Only just – his voice his very quiet.

Yeah. He sings about food, actually. He’s cooking something for guests, but he’s realising that the food isn’t very good – it’s black and burnt and of bad taste, so he’s always apologizing and promising to make it better the next time.

Is this lyrical theme typical of AG Geige? 

Yes. Our singer (Jan Kummer) worked as a stage technician in a theatre at that time and was influenced by all of the drama that happened on stage. Just imagine a small provincial theater with some ambitious actors and overdone expression. So he transposed all of these experiences into everyday stories: about the corner shop, a train ride, visiting a restaurant, but also environmental damage or somebody reading secretly the letters of other people at a post office. But in a kind of Dadaistic/surreal way. And always improvising all of these stories. Really funny.

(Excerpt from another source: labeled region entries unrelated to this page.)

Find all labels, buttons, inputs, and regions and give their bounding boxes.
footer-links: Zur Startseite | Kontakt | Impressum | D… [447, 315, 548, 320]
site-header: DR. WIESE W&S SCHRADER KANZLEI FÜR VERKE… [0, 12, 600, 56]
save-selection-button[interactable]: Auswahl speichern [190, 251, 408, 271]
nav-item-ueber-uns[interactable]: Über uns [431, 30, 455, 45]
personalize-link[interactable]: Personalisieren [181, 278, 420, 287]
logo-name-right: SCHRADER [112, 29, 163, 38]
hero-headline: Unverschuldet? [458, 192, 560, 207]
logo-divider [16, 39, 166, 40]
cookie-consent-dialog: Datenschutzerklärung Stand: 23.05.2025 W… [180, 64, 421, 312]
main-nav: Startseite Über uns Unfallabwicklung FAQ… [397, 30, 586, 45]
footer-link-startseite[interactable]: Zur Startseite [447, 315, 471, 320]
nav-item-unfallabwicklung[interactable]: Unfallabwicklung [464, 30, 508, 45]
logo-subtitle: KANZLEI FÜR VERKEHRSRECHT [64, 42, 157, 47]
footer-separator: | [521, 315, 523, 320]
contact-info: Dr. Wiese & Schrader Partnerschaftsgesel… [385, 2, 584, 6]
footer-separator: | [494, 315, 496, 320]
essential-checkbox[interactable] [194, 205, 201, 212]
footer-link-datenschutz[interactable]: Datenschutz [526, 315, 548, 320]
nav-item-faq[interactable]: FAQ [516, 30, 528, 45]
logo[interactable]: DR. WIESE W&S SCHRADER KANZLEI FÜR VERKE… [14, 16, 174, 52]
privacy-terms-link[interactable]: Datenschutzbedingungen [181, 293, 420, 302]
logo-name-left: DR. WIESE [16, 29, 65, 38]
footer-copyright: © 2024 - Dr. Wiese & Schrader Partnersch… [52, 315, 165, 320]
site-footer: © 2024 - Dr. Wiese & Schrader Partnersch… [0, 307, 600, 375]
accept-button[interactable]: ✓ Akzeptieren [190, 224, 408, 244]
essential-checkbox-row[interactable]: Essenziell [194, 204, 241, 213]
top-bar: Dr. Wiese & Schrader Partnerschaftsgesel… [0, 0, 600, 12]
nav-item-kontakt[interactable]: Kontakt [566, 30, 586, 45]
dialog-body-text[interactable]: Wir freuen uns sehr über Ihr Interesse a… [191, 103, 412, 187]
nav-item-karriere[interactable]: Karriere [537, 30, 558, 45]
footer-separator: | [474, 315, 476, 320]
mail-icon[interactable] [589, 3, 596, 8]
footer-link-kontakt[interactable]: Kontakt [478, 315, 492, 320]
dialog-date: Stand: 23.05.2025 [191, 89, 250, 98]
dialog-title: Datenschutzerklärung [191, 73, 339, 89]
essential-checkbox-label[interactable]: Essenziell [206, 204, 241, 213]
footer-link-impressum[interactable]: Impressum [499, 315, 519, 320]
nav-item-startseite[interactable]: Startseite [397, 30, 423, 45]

Is it strange to hear this stuff now, given that you’ve made so much music since?

Well, a little bit. In the mid 90s, when Olaf Bender and I started the Rastermusic label, I was finished with all of this early stuff; I didn’t want to hear it anymore or know about the band. But for some reason it’s always coming up and its not really possible to escape – there’s is still some interest, like just a new documentary about the band, and the kids of our singer and keyboardist they have another band who pretty successful in Germany. They’ve already had a golden record last year and opened for Rammstein recently. And so of course, when they talk to the press they’re like, “Yeah, our parents already played in a band”. So it was never possible to escape and I have to deal with and accept it as part of my story, with some worse and some better parts.

Do you feel like there are any similarities between the way you approached music then and now? 

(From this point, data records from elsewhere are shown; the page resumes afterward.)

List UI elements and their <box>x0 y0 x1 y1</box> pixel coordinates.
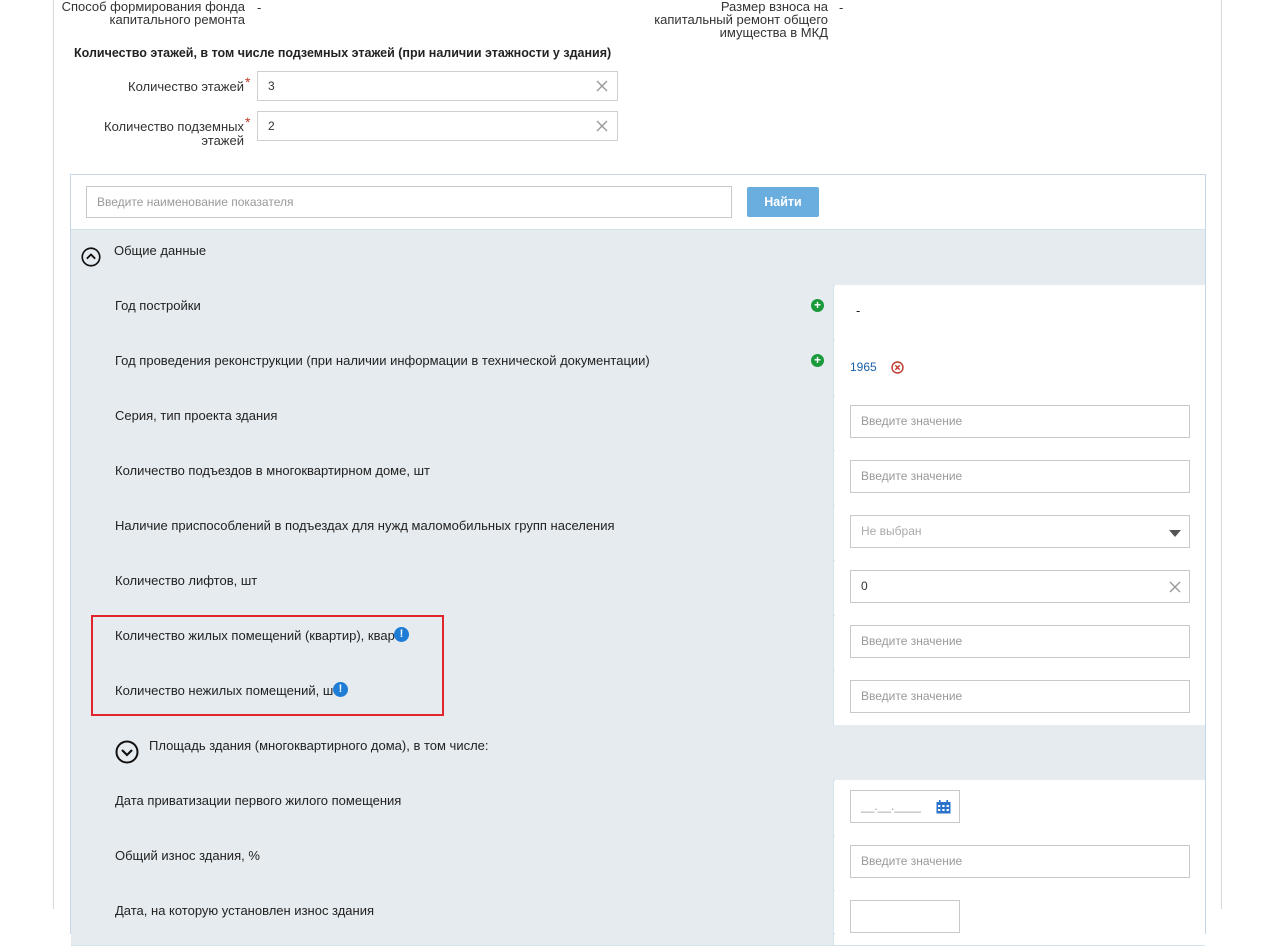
underground-floors-label: Количество подземных этажей <box>104 119 244 148</box>
reconstruction-year-link[interactable]: 1965 <box>850 360 877 374</box>
find-button[interactable]: Найти <box>747 187 819 217</box>
indicators-panel: Введите наименование показателя Найти Об… <box>70 174 1206 946</box>
indicator-search-input[interactable]: Введите наименование показателя <box>86 186 732 218</box>
row-label: Наличие приспособлений в подъездах для н… <box>115 518 615 533</box>
remove-icon[interactable] <box>891 361 904 374</box>
row-value-cell: __.__.____ <box>835 780 1205 835</box>
section-general[interactable]: Общие данные <box>71 230 1205 286</box>
fee-label: Размер взноса на капитальный ремонт обще… <box>654 0 828 40</box>
row-value-cell: Введите значение <box>835 615 1205 670</box>
row-value: - <box>856 303 861 318</box>
floors-input[interactable]: 3 <box>257 71 618 101</box>
underground-floors-input-value: 2 <box>268 119 275 133</box>
row-label: Год постройки <box>115 298 201 313</box>
row-label: Серия, тип проекта здания <box>115 408 278 423</box>
row-value-cell: 1965 <box>835 340 1205 395</box>
lifts-count-value: 0 <box>861 579 868 593</box>
clear-icon[interactable] <box>595 119 609 133</box>
row-value-cell: Введите значение <box>835 450 1205 505</box>
table-row: Количество лифтов, шт 0 <box>71 560 1205 616</box>
section-general-title: Общие данные <box>114 243 207 258</box>
wear-percent-input[interactable]: Введите значение <box>850 845 1190 878</box>
privatization-date-input[interactable]: __.__.____ <box>850 790 960 823</box>
floors-section-title: Количество этажей, в том числе подземных… <box>74 46 612 60</box>
fee-value: - <box>839 0 844 15</box>
row-label-cell: Общий износ здания, % <box>71 835 834 890</box>
row-value-cell: Введите значение <box>835 395 1205 450</box>
table-row: Дата приватизации первого жилого помещен… <box>71 780 1205 836</box>
floors-label: Количество этажей <box>128 79 244 94</box>
row-label-cell: Год проведения реконструкции (при наличи… <box>71 340 834 395</box>
table-row: Количество подъездов в многоквартирном д… <box>71 450 1205 506</box>
fund-method-label: Способ формирования фонда капитального р… <box>61 0 245 27</box>
row-label: Дата, на которую установлен износ здания <box>115 903 375 918</box>
row-label: Дата приватизации первого жилого помещен… <box>115 793 402 808</box>
table-row: Год проведения реконструкции (при наличи… <box>71 340 1205 396</box>
underground-floors-input[interactable]: 2 <box>257 111 618 141</box>
required-mark: * <box>245 114 251 130</box>
project-series-input[interactable]: Введите значение <box>850 405 1190 438</box>
required-mark: * <box>245 74 251 90</box>
row-label-cell: Наличие приспособлений в подъездах для н… <box>71 505 834 560</box>
row-value-cell: 0 <box>835 560 1205 615</box>
lifts-count-input[interactable]: 0 <box>850 570 1190 603</box>
select-value: Не выбран <box>861 524 922 538</box>
row-label: Количество подъездов в многоквартирном д… <box>115 463 430 478</box>
chevron-down-icon[interactable] <box>115 740 139 764</box>
row-value-cell: Введите значение <box>835 835 1205 890</box>
entrances-count-input[interactable]: Введите значение <box>850 460 1190 493</box>
accessibility-select[interactable]: Не выбран <box>850 515 1190 548</box>
wear-date-input[interactable] <box>850 900 960 933</box>
table-row: Серия, тип проекта здания Введите значен… <box>71 395 1205 451</box>
fund-method-value: - <box>257 0 262 15</box>
row-value-cell <box>835 890 1205 945</box>
row-label: Год проведения реконструкции (при наличи… <box>115 353 650 368</box>
table-row: Год постройки + - <box>71 285 1205 341</box>
add-icon[interactable]: + <box>811 299 824 312</box>
table-row: Дата, на которую установлен износ здания <box>71 890 1205 946</box>
row-label-cell: Год постройки + <box>71 285 834 340</box>
caret-down-icon <box>1169 530 1181 537</box>
calendar-icon[interactable] <box>936 800 951 814</box>
row-label-cell: Дата приватизации первого жилого помещен… <box>71 780 834 835</box>
row-value-cell: Не выбран <box>835 505 1205 560</box>
chevron-up-icon[interactable] <box>81 247 101 267</box>
table-row: Общий износ здания, % Введите значение <box>71 835 1205 891</box>
residential-premises-input[interactable]: Введите значение <box>850 625 1190 658</box>
row-label: Общий износ здания, % <box>115 848 260 863</box>
row-label-cell: Количество подъездов в многоквартирном д… <box>71 450 834 505</box>
search-bar: Введите наименование показателя Найти <box>71 175 1205 230</box>
row-value-cell: Введите значение <box>835 670 1205 725</box>
page-frame-right <box>1221 0 1222 909</box>
table-row: Наличие приспособлений в подъездах для н… <box>71 505 1205 561</box>
section-area-title: Площадь здания (многоквартирного дома), … <box>149 738 489 753</box>
row-value-cell: - <box>835 285 1205 340</box>
row-label: Количество лифтов, шт <box>115 573 258 588</box>
section-area[interactable]: Площадь здания (многоквартирного дома), … <box>71 725 1205 781</box>
row-label-cell: Количество лифтов, шт <box>71 560 834 615</box>
clear-icon[interactable] <box>595 79 609 93</box>
page-frame-left <box>53 0 54 909</box>
floors-input-value: 3 <box>268 79 275 93</box>
highlight-box <box>91 615 444 716</box>
row-label-cell: Серия, тип проекта здания <box>71 395 834 450</box>
row-label-cell: Дата, на которую установлен износ здания <box>71 890 834 945</box>
add-icon[interactable]: + <box>811 354 824 367</box>
clear-icon[interactable] <box>1168 580 1182 594</box>
date-placeholder: __.__.____ <box>861 799 922 813</box>
nonresidential-premises-input[interactable]: Введите значение <box>850 680 1190 713</box>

No. I have to say that I never had any training in music – I’m a self taught musician, and everything that I know I had to learn or experience myself. So I see these early years in the band as just years of apprenticeship, learning about music and making experiences. It was just like scratching the surface and nowadays I’m more experienced and I have my skills and it’s a very different approach, but I still try to encode the secrets of music.

Going back to the new record…I found it much more musical than your recent material. Was that intentional?

Thank you for using the term musical. This is something I‘m very much interested in; as I said before, to figure out what music is. So it seems I’m getting a bit closer nowadays.

I really admire all of these really great musicians and bands, the moments they’re get “tight“ when they play together and interacting with each other, when music speaks for itself and reaches a certain amount of “soul“ or “deepness“. I love to listen to black music: funk, r&b, jazz, dub, hip hop… They have a really certain feeling for rhythm. On the other hand I‘m unfortunately this kind of white intellectual middle class German guy, probably a bit overeducated from listening to experimental, highly abstract “avant-garde” music.

So I try to bring a bit together both worlds, my love for rhythm and the joy of listening to urban contemporary music with my desire to explore and experiment and to see what I can do with computer generated music.